'Terminator-style' squishy robots can soon become reality, as scientists have developed a transforming material built from wax and foam which is capable of changing its state and can be used to form deformable surgical robots.
The material, developed by Anette Hosoi, a professor of mechanical engineering and applied mathematics at MIT, and her former graduate student Nadia Cheng, alongside researchers at the Max Planck Institute for Dynamics and Self-Organization and Stony Brook University - could be used to build robots that can be used in search-and-rescue operations to squeeze through rubble looking for survivors.
Working with robotics company Boston Dynamics, based in Waltham, Mass., the researchers began developing the material as part of the Chemical Robots program of the Defense Advanced Research Projects Agency (DARPA). The agency was interested in "squishy" robots capable of squeezing through tight spaces and then expanding again to move around a given area, Hosoi says - much as octopuses do.
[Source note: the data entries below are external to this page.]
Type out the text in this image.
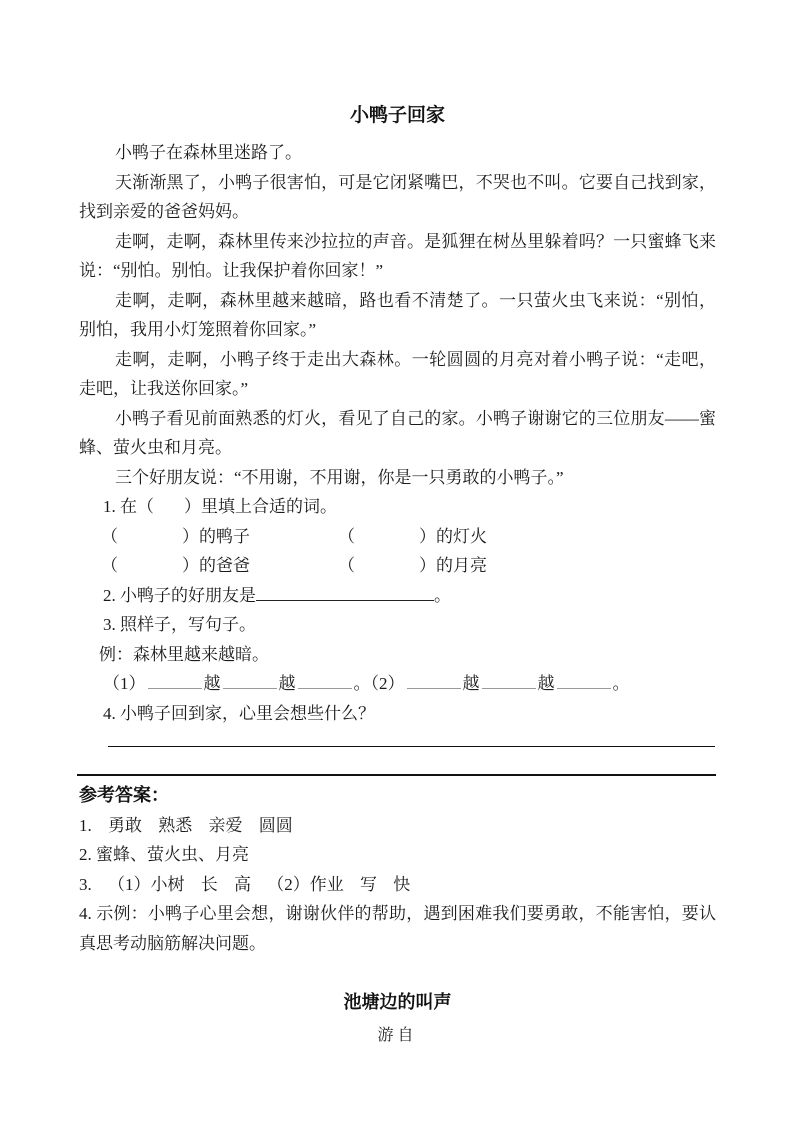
小鸭子回家

小鸭子在森林里迷路了。

天渐渐黑了，小鸭子很害怕，可是它闭紧嘴巴，不哭也不叫。它要自己找到家，找到亲爱的爸爸妈妈。

走啊，走啊，森林里传来沙拉拉的声音。是狐狸在树丛里躲着吗？一只蜜蜂飞来说：“别怕。别怕。让我保护着你回家！”

走啊，走啊，森林里越来越暗，路也看不清楚了。一只萤火虫飞来说：“别怕，别怕，我用小灯笼照着你回家。”

走啊，走啊，小鸭子终于走出大森林。一轮圆圆的月亮对着小鸭子说：“走吧，走吧，让我送你回家。”

小鸭子看见前面熟悉的灯火，看见了自己的家。小鸭子谢谢它的三位朋友——蜜蜂、萤火虫和月亮。

三个好朋友说：“不用谢，不用谢，你是一只勇敢的小鸭子。”

1. 在（ ）里填上合适的词。

（	）的鸭子	（	）的灯火
（	）的爸爸	（	）的月亮

2. 小鸭子的好朋友是	。

3. 照样子，写句子。

例：森林里越来越暗。

（1）	越	越	。（2）	越	越	。

4. 小鸭子回到家，心里会想些什么？

参考答案：

1. 勇敢 熟悉 亲爱 圆圆

2. 蜜蜂、萤火虫、月亮

3. （1）小树 长 高 （2）作业 写 快

4. 示例：小鸭子心里会想，谢谢伙伴的帮助，遇到困难我们要勇敢，不能害怕，要认真思考动脑筋解决问题。

池塘边的叫声

游自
Hosoi said that the robot must be able to exert a reasonable amount of force on its surroundings if it is going to perform meaningful tasks.
To build a material capable of shifting between squishy and rigid states, the researchers coated a foam structure in wax. They chose foam because it can be squeezed into a small fraction of its normal size, but once released will bounce back to its original shape.
The wax coating, meanwhile, can change from a hard outer shell to a soft, pliable surface with moderate heating. This could be done by running a wire along each of the coated foam struts and then applying a current to heat up and melt the surrounding wax. Turning off the current again would allow the material to cool down and return to its rigid state.
Chengs said that to build the material, the researchers simply placed a low-cost polyurethane foam in a bath of melted wax and then squeezed the foam to encourage it to soak up the wax.
The material is described in the journal Macromolecular Materials and Engineering.